My homemade cabin in the woods

Submitted by James Clyde Couch Jr.

I have many fond memories of growing up in the East Texas Piney Woods.  My siblings and I were raised so poor we couldn't even pay attention, as the saying goes, so we developed a lot of creativity to overcome our lack of money.  Hunting, fishing, and complete immersion in the forests that surrounded our home formed the fabric of who we would become.

Summertime in East Texas is as hot and humid as it gets.  At the ripe age of 12 years old, I awoke one summer morning with no sense of purpose and convinced my younger brother to assist me in building a log cabin.  We spent the next two months cutting beetle-killed long-leaf pine trees and dragging them to the cabin site.  Our mother would not allow us to use a chainsaw so we did it the old way, with hand saws and an ax.  Every fallen tree had to be cut to our engineering standards and notched for proper assembly.  Needless to say, the summer heat and strenuous work made us stronger and even more determined. 

 As time went by, the cabin began to take shape.  The dimensions were about 8' by 8' in the entry and 12' by 14' in the living area.  We built the log walls up to seven feet in height.  We completed the cabin by August. 

Over the next few months we spent every spare moment at the cabin.  As the heat of August subsided and September came, we could hardly wait for fall at the cabin.  In fact, all these years later, months with an "R" still stir me. 

As the weather cooled, we needed to warm the cabin.  We fashioned a makeshift wood stove from a rusted 55 gallon drum with a smoke stack extending out the roof of the cabin.  

We used pine needles and kindling to start the fire but try as we might, it would always smolder out.  One cool night, we thoroughly doused the stove with charcoal lighter fluid as the fire struggled and then suddenly, BOOM! The cabin had flames leaping from the gaps in the roof. We rushed out of the minus a few singed hairs.  Luckily, the stove slowly snuffed out and all was fine.  We properly vented the stove that night and it worked well for many years after that.

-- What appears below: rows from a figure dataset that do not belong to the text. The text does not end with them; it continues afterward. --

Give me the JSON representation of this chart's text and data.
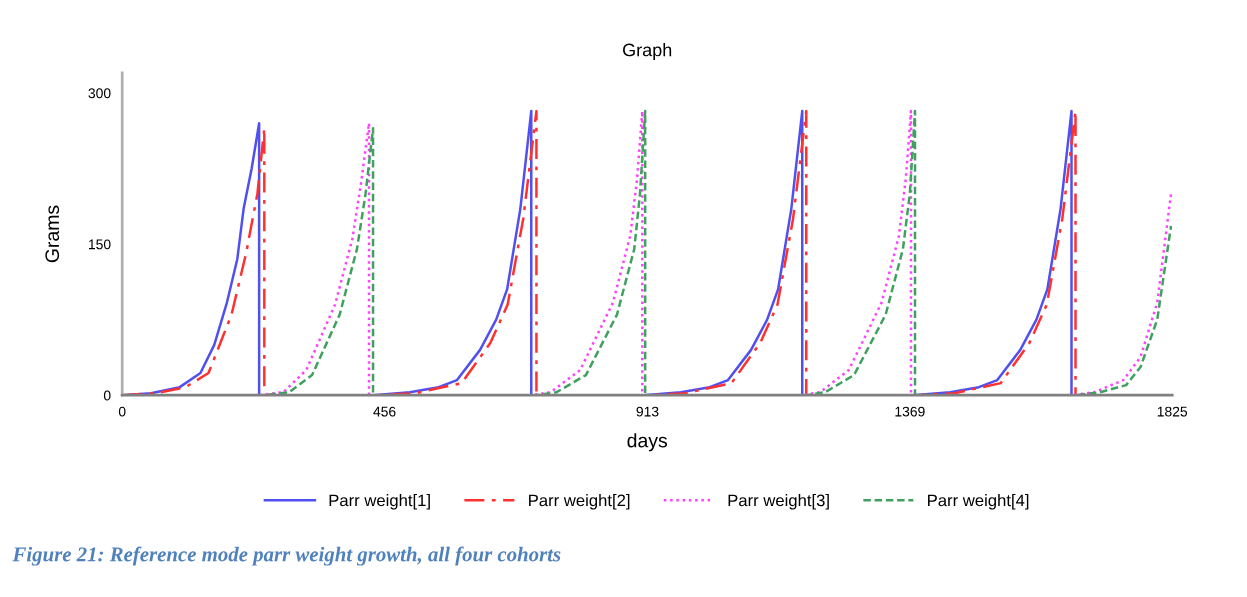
{
  "chart_data": {
    "type": "line",
    "title": "Graph",
    "xlabel": "days",
    "ylabel": "Grams",
    "annotations": [
      "Figure 21: Reference mode parr weight growth, all four cohorts"
    ],
    "xlim": [
      0,
      1825
    ],
    "xticks": [
      0,
      456,
      913,
      1369,
      1825
    ],
    "ylim": [
      0,
      320
    ],
    "yticks": [
      0,
      150,
      300
    ],
    "grid": false,
    "legend": "bottom",
    "marker": "none",
    "series": [
      {
        "name": "Parr weight[1]",
        "color": "#5050f0",
        "line_style": "solid",
        "x": [
          0,
          50,
          100,
          136,
          160,
          182,
          200,
          211,
          225,
          238,
          238,
          436,
          500,
          550,
          582,
          622,
          650,
          669,
          692,
          711,
          711,
          907,
          971,
          1021,
          1053,
          1093,
          1121,
          1140,
          1163,
          1182,
          1182,
          1375,
          1439,
          1489,
          1521,
          1561,
          1589,
          1608,
          1631,
          1650,
          1650,
          1825
        ],
        "values": [
          0,
          2,
          8,
          22,
          50,
          92,
          135,
          185,
          225,
          270,
          0,
          0,
          3,
          8,
          15,
          45,
          75,
          105,
          185,
          282,
          0,
          0,
          3,
          8,
          15,
          45,
          75,
          105,
          185,
          282,
          0,
          0,
          3,
          8,
          15,
          45,
          75,
          105,
          185,
          282,
          0,
          0
        ]
      },
      {
        "name": "Parr weight[2]",
        "color": "#ff3030",
        "line_style": "dashdot",
        "x": [
          0,
          60,
          110,
          150,
          190,
          215,
          235,
          247,
          247,
          445,
          510,
          590,
          640,
          670,
          697,
          720,
          720,
          914,
          979,
          1059,
          1109,
          1139,
          1166,
          1189,
          1189,
          1382,
          1447,
          1527,
          1577,
          1607,
          1634,
          1657,
          1657,
          1825
        ],
        "values": [
          0,
          2,
          8,
          22,
          80,
          140,
          200,
          265,
          0,
          0,
          2,
          12,
          52,
          90,
          175,
          282,
          0,
          0,
          2,
          12,
          52,
          90,
          175,
          282,
          0,
          0,
          2,
          12,
          52,
          90,
          175,
          282,
          0,
          0
        ]
      },
      {
        "name": "Parr weight[3]",
        "color": "#ff40ff",
        "line_style": "dotted",
        "x": [
          0,
          238,
          280,
          320,
          370,
          400,
          415,
          429,
          429,
          711,
          745,
          796,
          853,
          883,
          895,
          904,
          904,
          1182,
          1213,
          1263,
          1320,
          1350,
          1362,
          1371,
          1371,
          1650,
          1690,
          1740,
          1770,
          1799,
          1823
        ],
        "values": [
          0,
          0,
          3,
          25,
          90,
          155,
          210,
          270,
          0,
          0,
          3,
          25,
          92,
          158,
          215,
          282,
          0,
          0,
          3,
          25,
          92,
          158,
          215,
          282,
          0,
          0,
          3,
          15,
          38,
          92,
          200
        ]
      },
      {
        "name": "Parr weight[4]",
        "color": "#40a060",
        "line_style": "dashed",
        "x": [
          0,
          247,
          290,
          330,
          378,
          408,
          423,
          436,
          436,
          720,
          755,
          806,
          860,
          890,
          900,
          909,
          909,
          1189,
          1222,
          1272,
          1327,
          1357,
          1369,
          1378,
          1378,
          1657,
          1700,
          1745,
          1770,
          1799,
          1823
        ],
        "values": [
          0,
          0,
          3,
          20,
          80,
          145,
          200,
          265,
          0,
          0,
          3,
          20,
          80,
          145,
          200,
          282,
          0,
          0,
          3,
          20,
          80,
          145,
          200,
          282,
          0,
          0,
          3,
          10,
          28,
          75,
          168
        ]
      }
    ]
  }
}
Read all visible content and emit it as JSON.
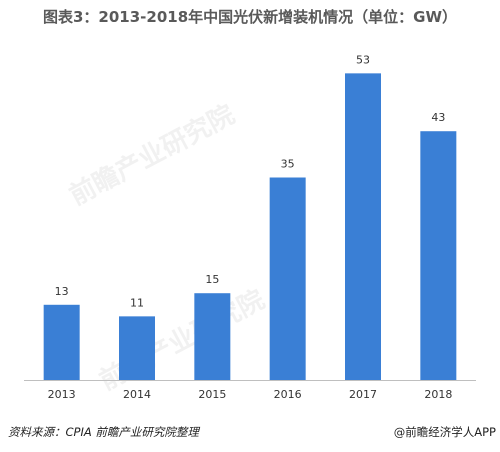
{
  "chart_data": {
    "type": "bar",
    "title": "图表3：2013-2018年中国光伏新增装机情况（单位：GW）",
    "categories": [
      "2013",
      "2014",
      "2015",
      "2016",
      "2017",
      "2018"
    ],
    "values": [
      13,
      11,
      15,
      35,
      53,
      43
    ],
    "xlabel": "",
    "ylabel": "",
    "ylim": [
      0,
      56
    ],
    "grid": false,
    "legend": "none",
    "bar_color": "#3a7fd5",
    "baseline_color": "#bfbfbf"
  },
  "source_text": "资料来源：CPIA  前瞻产业研究院整理",
  "brand_text": "@前瞻经济学人APP",
  "watermark_text": "前瞻产业研究院"
}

The woods cabin remained a fixture in our lives for many years.  We sold the East Texas place when I was 28 years old and my last task was to dismantle the cabin and burn the pile of wood. It felt like saying goodbye to an old friend.  No one can share a place like that with a new owner. It was ours.  It formed who I am and created a place that permanently anchored my love for the great Texas outdoors.